Higher spirometry values and grip strength were associated with early discharge from the hospital
- Primary Outcomes: Discharge disposition and LOS
- The FEV1 adjusted odds ratio (aOR) was 1.03 (95 percent confidence interval, 1.01–1.06; P=0.001).
- Grip strength was also significantly associated with being discharged home.
- FVC and NIF values were not statistically significant in providing prognostic information.
- Pain score was poorly predicative of hospital LOS.
- Secondary Outcomes: A few patients experienced some of the secondary outcomes of interest (n). This included mortality (1), pneumonia (2), intubation (1), unplanned transfer to higher level of care (3), and hospital readmission within 30 days (3).
- Evidence-Based Medicine Commentary
1. Selection Bias: All patients were screened except when an investigator was unavailable. Three-quarters of patients (260 of 346) were excluded for a variety of reasons, but no breakdowns were provided in the manuscript. This introduces the possibility of selection bias that may impact the results.
2. Power: There was no formal power calculation prior to the study, though the authors say a “rough” estimate to find a difference between the two groups would have been about 400 patients. It is unclear exactly how they arrived at this number. They did estimate a complication rate of about 20 percent based on the Geriatric Trauma Outcome Score, which is calculated by taking the patients age + (injury severity score x 2.5) + 22 (if given packed red blood cells by 24 hours).4
Older patients often present to the emergency department with traumatic rib fractures.

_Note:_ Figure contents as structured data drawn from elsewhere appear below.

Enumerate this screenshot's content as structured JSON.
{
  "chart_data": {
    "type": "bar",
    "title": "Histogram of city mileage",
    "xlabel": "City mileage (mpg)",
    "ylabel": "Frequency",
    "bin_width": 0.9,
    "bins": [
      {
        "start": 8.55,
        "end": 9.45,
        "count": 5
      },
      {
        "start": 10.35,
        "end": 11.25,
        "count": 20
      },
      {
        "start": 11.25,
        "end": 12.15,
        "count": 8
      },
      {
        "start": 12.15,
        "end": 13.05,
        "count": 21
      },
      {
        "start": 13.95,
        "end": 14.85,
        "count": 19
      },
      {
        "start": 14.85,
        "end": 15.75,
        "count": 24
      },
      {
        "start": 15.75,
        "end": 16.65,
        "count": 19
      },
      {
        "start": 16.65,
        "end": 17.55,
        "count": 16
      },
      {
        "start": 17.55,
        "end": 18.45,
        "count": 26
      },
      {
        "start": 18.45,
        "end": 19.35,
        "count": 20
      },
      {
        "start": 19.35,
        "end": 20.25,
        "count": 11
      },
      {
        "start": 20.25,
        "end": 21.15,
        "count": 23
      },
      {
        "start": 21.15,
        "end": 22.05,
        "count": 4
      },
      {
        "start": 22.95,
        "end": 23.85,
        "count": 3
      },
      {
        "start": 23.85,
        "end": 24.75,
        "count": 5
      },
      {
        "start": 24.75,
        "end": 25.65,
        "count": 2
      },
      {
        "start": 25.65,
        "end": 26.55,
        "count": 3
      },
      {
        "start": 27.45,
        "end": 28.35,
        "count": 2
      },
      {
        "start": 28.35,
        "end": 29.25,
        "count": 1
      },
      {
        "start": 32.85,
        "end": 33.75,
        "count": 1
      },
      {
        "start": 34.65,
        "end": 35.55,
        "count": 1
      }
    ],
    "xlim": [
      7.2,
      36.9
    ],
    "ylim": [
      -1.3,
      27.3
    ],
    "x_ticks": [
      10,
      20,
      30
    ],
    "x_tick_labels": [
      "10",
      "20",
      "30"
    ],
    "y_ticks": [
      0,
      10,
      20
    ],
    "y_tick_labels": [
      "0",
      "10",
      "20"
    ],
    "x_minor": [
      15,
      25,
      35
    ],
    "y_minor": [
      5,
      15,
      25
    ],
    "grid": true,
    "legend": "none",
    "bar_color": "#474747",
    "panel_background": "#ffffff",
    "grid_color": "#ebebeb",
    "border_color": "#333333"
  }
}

It is good practice to do a power calculation when planning a research project. Moreover, doing a post-hoc power (PHP) calculation can be misleading. It is better just to look at the confidence interval around the point estimate. Looking backwards with a PHP calculation does not help interpret the results.5–7
3. Blinding: The investigators in this study were not blinded. Although spirometry seems like an objective measurement, it does require significant instructing of the patient. The fact that the same investigator performed both the pain assessment and the spirometry could have introduced “coaching bias.” Coaching bias could be conscious or unconscious. It may have occurred when investigators failed to encourage patients equally depending on their perceived level of pain.
4. Rib Fractures: Rib fractures are missed on initial chest X-ray in up to 50 percent of cases. One rib fracture on chest X-ray is associated with a high risk of multiple rib fractures.8 In this study, all but four patients had their injuries identified by CT scan. This suggests that there could have been denominator neglect (ie, some patients may have been discharged from the emergency department with undiagnosed multiple rib fractures). The authors did not screen 322 acutely injured patients who were discharged directly from the emergency department. Three were believed to have subacute rib fractures by imaging characteristics.
5. Follow-up: Secondary outcomes included pneumonia, readmission, and mortality at 30 days. Very few patients were observed to have any of these outcomes. It is possible that some patients deteriorated more gradually and that these secondary outcomes were not captured within the one-month time frame.